そこに降り立ち徒歩で最寄りの漁港を目指しレジスタンスの仲間と
連絡を取った。
レジスタンスの支部長が教えてくれた。
「最近視察名目で魔人がここいらを調べて廻っているんだ。
警戒してくれよ」
「ああ、わかった。ルド王国からの『アレ』は?」
「順調に届いている。後は王都や各都市のレジスタンスに
見つからずに渡すだけだ」
まずはこの支部に届いている魔道銃と魔道障壁の使い方をレクチャーした。
皆目を丸くしていた。
「すごい。これなら魔法を使えない者でも頭数に入れられるな」
「そうだ。それと同時に部隊での運用方法も学んできた。
俺達は各支部及び本部の連中に使い方を指導して廻る。
「そうそう、燃料は魔物の魔石を使用する。
空になったカートリッジは回収してくれ。
魔石の加工と充填方法も教える」
俺、ジミー、ルージィはしばらく別行動になる。
極秘裏に全国を回り魔道銃を行き渡らせ使い方をレクチャーするためだ。
「ジミー、ルージィ。
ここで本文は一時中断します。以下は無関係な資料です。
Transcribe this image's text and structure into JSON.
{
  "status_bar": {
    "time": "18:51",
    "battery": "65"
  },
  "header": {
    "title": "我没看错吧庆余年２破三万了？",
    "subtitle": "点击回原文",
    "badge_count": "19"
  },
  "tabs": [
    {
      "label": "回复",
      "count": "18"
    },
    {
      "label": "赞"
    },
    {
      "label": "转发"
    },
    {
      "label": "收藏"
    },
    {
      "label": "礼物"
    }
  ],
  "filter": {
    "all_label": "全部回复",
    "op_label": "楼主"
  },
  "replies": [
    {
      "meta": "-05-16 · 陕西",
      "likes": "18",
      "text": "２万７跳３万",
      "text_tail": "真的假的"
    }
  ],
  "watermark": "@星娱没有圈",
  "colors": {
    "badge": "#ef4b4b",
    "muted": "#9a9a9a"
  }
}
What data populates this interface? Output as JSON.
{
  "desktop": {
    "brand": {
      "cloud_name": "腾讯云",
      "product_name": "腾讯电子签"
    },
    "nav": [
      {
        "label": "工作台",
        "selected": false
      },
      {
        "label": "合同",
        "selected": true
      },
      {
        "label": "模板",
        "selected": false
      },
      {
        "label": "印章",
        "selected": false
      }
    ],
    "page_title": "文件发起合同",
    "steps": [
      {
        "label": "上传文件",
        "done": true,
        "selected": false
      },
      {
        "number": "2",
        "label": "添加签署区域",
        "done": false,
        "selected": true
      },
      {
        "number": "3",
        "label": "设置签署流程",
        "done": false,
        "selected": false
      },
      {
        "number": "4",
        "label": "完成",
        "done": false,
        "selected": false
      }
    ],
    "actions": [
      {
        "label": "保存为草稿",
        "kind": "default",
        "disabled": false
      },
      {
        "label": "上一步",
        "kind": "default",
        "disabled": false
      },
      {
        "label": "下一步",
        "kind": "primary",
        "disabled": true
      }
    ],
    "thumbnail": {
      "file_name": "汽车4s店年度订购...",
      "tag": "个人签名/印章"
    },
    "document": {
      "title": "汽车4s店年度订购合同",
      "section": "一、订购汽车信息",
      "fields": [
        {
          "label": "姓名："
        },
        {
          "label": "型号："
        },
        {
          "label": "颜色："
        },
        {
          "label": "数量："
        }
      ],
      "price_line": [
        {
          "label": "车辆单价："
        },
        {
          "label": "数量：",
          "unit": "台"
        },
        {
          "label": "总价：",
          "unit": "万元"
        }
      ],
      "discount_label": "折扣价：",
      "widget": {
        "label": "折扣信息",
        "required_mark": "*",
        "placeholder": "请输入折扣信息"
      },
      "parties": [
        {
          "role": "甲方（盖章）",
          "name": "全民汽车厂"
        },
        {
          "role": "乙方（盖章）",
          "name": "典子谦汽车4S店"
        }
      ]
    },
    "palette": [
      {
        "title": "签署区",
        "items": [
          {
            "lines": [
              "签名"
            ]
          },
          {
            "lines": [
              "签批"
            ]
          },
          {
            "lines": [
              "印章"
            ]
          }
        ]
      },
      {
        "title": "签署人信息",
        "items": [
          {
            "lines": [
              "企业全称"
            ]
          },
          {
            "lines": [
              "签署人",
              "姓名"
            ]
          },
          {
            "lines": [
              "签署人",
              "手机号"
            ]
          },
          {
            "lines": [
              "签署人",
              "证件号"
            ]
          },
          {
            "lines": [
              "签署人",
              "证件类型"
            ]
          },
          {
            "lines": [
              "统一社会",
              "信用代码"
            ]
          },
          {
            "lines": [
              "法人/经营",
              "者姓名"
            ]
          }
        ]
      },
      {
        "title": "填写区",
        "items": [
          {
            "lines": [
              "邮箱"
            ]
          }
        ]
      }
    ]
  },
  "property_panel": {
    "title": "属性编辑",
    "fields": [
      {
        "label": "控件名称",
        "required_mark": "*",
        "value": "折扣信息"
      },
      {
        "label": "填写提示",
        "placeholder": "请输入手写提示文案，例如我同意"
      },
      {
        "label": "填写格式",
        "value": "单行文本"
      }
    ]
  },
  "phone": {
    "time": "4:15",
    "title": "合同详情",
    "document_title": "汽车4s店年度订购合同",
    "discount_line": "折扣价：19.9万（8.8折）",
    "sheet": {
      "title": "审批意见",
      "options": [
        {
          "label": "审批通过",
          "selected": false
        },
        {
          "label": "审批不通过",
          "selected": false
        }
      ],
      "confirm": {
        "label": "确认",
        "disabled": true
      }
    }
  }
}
これからが正念場だ。
お互い見つからずに任務を遂行しよう」
ジミーが俺の胸をどいついてきた。
「へっ、今生の別れみたいな顔すんなよ、縁起悪いだろが」
「そんな顔してたか?まあギルバート少佐との約束もある。
そう簡単に死んでたまるか」
俺たちは死にに帰ってきたワケじゃない。
国を取り戻すんだ。
Xデイは刻一刻と近づいている。
ルージィがアクビをしていた。
「今から緊張していたんじゃ気力も体力も保たないぜ。
今夜は久しぶりに海の幸を堪能しようじゃないか」
「はは、そうだな」
俺たちは連れだって海鮮居酒屋に向かっていった。